Personalization, on the other hand, goes a step further by tailoring experiences, communications and products to individual customers. It involves using data about a customer’s previous interactions, preferences, and behavior to create a customized experience that speaks directly to them. Personalization aims to make each customer feel uniquely valued and understood, which can enhance engagement and loyalty.

In simple words: The objective of segmentation is to simplify marketing by grouping similar customers together; personalization’s goal is to enhance the customer experience by making it as relevant and individualized as possible.

Introducing the data

For my project, I used a rich dataset from a marketing campaign available on Kaggle.com. This dataset was originally gathered during the previous year’s promotional activities of a superstore planning a year-end sale. It contains 2240 rows and 28 columns, where each row represents a unique customer and includes information about their sociodemographic characteristics and buying habits. My entire notebook can be found on my GitHub repository. Below are the first three rows of the original marketing campaign data. By utilizing the index_col=0 argument in pd.read_csv, I set the unique customer ID as the dataframe’s index.

	Year_Birth	Education	Marital_Status	Income	Kidhome	Teenhome	Dt_Customer	Recency	MntWines	MntFruits	MntMeatProducts	MntFishProducts	MntSweetProducts	MntGoldProds	NumDealsPurchases	NumWebPurchases	NumCatalogPurchases	NumStorePurchases	NumWebVisitsMonth	Z_CostContact	Z_Revenue	Response
5524	1957	Graduation	Single	58138.0	0	0	04/09/2012	58	635	88	546	172	88	88	3	8	10	4	7	3	11	1
2174	1954	Graduation	Single	46344.0	1	1	08/03/2014	38	11	1	6	2	1	6	2	1	1	2	5	3	11	0
4141	1965	Graduation	Together	71613.0	0	0	21/08/2013	26	426	49	127	111	21	42	1	8	2	10	4	3	11	0

EDA and Data Preperation

Exploratory Data Analysis (EDA) and data preparation were conducted concurrently, employing various techniques to both familiarize with and refine the dataset.

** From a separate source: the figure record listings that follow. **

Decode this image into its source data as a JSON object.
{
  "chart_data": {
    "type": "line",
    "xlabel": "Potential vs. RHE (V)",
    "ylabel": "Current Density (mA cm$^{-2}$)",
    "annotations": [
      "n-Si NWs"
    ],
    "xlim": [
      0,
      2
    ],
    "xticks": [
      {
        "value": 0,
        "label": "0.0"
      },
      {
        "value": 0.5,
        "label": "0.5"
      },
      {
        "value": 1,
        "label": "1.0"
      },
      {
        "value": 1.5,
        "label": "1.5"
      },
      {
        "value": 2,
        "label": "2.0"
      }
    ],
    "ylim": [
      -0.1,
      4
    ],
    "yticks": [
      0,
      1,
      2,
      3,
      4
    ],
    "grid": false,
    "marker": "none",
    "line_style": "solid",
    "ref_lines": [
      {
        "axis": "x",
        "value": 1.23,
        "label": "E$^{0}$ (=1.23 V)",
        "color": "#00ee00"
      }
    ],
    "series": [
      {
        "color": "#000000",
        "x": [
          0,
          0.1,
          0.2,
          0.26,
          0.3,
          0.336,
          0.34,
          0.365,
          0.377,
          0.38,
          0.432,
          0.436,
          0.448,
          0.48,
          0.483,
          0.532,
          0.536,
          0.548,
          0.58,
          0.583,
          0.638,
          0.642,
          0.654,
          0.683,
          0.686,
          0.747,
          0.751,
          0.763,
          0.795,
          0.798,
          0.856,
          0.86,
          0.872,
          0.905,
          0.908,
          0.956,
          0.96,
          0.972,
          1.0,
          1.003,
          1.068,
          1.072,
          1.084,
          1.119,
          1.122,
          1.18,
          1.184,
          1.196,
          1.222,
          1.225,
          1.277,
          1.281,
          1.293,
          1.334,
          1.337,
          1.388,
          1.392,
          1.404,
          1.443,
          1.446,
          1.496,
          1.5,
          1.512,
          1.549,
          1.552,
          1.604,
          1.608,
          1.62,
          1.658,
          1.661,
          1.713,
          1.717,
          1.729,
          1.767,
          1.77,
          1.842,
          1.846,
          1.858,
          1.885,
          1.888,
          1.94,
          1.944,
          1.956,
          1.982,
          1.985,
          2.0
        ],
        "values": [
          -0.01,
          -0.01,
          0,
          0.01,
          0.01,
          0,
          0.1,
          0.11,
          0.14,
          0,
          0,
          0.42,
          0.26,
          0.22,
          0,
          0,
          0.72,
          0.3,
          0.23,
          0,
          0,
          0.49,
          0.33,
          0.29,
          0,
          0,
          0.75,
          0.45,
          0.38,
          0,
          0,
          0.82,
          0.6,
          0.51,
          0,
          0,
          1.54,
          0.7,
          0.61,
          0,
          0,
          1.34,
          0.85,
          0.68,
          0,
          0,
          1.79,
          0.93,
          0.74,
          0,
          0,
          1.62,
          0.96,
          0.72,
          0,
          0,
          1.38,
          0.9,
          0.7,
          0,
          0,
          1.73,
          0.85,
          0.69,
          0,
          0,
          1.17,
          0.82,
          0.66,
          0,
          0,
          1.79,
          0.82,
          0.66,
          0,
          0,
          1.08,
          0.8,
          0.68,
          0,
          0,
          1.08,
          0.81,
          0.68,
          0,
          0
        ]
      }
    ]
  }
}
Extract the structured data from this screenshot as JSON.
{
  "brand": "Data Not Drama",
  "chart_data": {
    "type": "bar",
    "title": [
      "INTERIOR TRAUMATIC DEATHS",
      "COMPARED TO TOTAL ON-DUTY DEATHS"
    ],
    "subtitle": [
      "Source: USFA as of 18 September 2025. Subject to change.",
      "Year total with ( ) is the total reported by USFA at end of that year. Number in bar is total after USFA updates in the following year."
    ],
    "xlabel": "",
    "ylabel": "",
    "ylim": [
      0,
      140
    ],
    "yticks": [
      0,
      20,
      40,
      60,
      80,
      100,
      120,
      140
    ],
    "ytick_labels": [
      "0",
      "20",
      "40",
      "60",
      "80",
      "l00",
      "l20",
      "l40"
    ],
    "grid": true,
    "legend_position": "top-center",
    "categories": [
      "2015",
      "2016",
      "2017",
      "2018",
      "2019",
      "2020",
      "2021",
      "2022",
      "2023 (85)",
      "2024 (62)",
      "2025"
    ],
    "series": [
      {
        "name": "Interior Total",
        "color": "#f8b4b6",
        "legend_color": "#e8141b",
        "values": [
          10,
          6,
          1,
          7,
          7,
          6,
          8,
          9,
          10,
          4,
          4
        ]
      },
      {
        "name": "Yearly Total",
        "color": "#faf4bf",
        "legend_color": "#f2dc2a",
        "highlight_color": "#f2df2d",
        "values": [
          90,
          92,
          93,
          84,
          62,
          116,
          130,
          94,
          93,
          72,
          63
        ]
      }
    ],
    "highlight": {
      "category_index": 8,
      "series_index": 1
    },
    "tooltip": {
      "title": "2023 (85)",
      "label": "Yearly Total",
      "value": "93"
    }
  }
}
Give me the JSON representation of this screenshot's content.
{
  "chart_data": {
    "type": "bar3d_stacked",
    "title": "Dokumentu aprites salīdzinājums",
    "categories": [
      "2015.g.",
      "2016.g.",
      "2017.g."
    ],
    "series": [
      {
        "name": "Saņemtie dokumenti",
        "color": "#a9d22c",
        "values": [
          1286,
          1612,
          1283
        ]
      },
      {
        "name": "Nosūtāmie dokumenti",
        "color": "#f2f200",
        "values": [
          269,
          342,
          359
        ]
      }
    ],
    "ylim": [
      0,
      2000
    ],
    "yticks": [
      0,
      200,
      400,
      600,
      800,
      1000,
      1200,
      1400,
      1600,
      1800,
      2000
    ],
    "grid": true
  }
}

Initial steps included renaming columns and removing 358 duplicate rows. Using df_segmentation.info(), I assessed missing values and data types, revealing several preparatory actions:

Omitted imputation for 24 missing entries in the annual_income column and chose to drop these records.
Calculated and appended a new age column, removing the birth_year column.
Noted that education_level and marital_status remained as object data types, requiring further encoding.

Further mathematical exploration using df_segmentation.describe() led to the removal of contact_cost and revenue columns due to uniform distribution across their statistical measures.

For categorical encoding:

education_level: by using a replacement dictionary I simplified classifications into ‘Lower Education’, ‘Graduation’ and ‘Higher Education’, afterwards applied numerical encoding (0, 1, 2) for model use.
marital_status: I applied a simple function named binary_marital_status that converts the ‘marital_status’ in the dataset to a binary format, where ‘Single’ is encoded as 0 and all other statuses as 1. This simplifies the encoding process by using binary values instead of more complex methods like One-Hot Encoding or Gower Distance, which integrate numerical and categorical data analysis.

				
					# Binary encoding: 0 (Single), 1 (Non-Single)
def binary_marital_status(status):
    return 0 if status == 'Single' else 1

Next, I generated a correlation heatmap using df_segmentation.corr() and sorted it by correlation strength to identify potentially highly correlated features and either drop or aggregate them to eliminate redundancy.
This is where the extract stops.